The research builds on earlier work identifying genetic variants linked to dementia that also increase COVID-19 severity. As the pandemic continues and new variants emerge, mapping these genetic connections becomes increasingly valuable—not just for understanding who is at highest risk, but for developing treatments that address the root immune system imbalances rather than simply managing symptoms.
Notable Quotes
The nature of the associations brought to light how the virus pushes on a pressure point in the human immune system— Dr. Katherine Liao, Brigham and Women's Hospital
The immune system has a constant balancing act of fighting infection while maintaining enough control so that it does not also become an autoimmune process— Dr. Katherine Liao
The Hearth Conversation Another angle on the story
So the study found that people with diabetes or heart disease are genetically predisposed to severe COVID-19. Does that mean their conditions caused the severity, or is it something else?
Neither, exactly. It's that they share the same genetic variants—the same inherited DNA changes. Those variants make the immune system work a certain way.
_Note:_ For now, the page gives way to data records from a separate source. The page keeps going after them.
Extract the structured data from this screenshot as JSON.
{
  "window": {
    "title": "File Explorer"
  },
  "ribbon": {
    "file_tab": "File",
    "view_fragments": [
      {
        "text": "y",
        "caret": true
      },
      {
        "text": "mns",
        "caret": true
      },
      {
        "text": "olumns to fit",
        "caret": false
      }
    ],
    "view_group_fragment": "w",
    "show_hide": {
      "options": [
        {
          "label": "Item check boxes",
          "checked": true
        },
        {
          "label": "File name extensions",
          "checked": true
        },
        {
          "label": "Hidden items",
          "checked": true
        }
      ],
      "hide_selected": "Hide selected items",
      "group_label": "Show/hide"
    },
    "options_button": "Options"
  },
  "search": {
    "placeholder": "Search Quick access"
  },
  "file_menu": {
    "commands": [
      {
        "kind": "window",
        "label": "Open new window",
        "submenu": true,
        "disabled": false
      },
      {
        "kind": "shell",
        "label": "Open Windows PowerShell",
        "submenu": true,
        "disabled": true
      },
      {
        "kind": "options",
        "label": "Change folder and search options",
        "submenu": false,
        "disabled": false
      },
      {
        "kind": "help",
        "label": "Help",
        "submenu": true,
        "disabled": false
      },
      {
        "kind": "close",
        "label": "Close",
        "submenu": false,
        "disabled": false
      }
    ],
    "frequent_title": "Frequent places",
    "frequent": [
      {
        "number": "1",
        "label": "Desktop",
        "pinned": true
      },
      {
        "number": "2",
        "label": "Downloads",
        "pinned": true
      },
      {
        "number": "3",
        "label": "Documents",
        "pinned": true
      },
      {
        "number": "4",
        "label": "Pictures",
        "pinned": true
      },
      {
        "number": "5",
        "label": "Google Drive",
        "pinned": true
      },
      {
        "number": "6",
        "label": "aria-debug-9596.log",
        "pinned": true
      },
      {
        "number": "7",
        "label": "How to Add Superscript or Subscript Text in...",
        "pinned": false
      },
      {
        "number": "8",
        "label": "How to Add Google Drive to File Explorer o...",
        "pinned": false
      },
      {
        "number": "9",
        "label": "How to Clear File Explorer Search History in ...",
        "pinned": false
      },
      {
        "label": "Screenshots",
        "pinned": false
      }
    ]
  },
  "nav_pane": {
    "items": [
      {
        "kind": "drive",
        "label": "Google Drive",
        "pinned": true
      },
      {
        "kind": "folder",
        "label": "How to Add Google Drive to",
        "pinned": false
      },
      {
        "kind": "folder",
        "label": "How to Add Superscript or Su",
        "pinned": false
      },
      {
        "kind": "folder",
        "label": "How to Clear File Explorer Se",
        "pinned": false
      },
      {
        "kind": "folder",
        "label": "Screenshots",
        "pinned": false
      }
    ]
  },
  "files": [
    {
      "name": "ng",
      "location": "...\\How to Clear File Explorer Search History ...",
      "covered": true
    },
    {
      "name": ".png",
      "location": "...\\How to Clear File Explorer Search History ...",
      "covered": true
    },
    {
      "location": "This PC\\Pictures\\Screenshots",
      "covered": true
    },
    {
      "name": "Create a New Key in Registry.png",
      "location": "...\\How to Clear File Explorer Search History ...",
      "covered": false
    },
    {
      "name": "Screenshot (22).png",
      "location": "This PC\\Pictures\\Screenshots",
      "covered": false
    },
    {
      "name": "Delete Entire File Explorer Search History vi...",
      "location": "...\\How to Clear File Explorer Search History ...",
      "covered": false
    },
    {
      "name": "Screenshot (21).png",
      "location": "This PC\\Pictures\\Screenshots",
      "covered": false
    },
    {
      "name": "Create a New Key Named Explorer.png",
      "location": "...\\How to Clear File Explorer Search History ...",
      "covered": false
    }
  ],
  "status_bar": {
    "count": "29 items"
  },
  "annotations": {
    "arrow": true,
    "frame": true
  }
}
That same way of working makes you vulnerable to diabetes, to blood clots, and to severe COVID-19. The conditions themselves aren't causing each other. They're all downstream of the same genetic blueprint.
That's interesting. So if you have the variant, you might get diabetes, or you might get severe COVID, or both?
Potentially, yes. Or you might have the variant and never develop either. Genetics loads the gun, but environment and other factors pull the trigger. What matters is that the researchers found a pattern—a shared vulnerability in how certain immune systems are built.
You mentioned ancestry differences. Why would African and Hispanic populations show a genetic link to low white blood cells that European populations don't?
That's the honest answer: we don't fully know yet. It could be that the variant is more common in those populations, or that it has different effects depending on genetic background. It's a reminder that most genetic research has been done on people of European ancestry, so we're still learning how disease genetics plays out across different groups.
If we understand these genetic pathways, what can doctors actually do differently?
Instead of treating severe COVID as one disease, you could potentially target the specific immune imbalance in a patient. If someone's genetic variant makes their immune system struggle to balance fighting infection without attacking itself, you might develop a drug that helps with that balance specifically. It's more precise medicine.
And the finding about autoimmune diseases—that's counterintuitive, right?
Very. The variants that protect you from lupus or psoriasis seem to leave you more vulnerable to severe COVID. It's as if the immune system made a trade-off: better at fighting viruses, worse at controlling itself. That's the pressure point the researchers mentioned.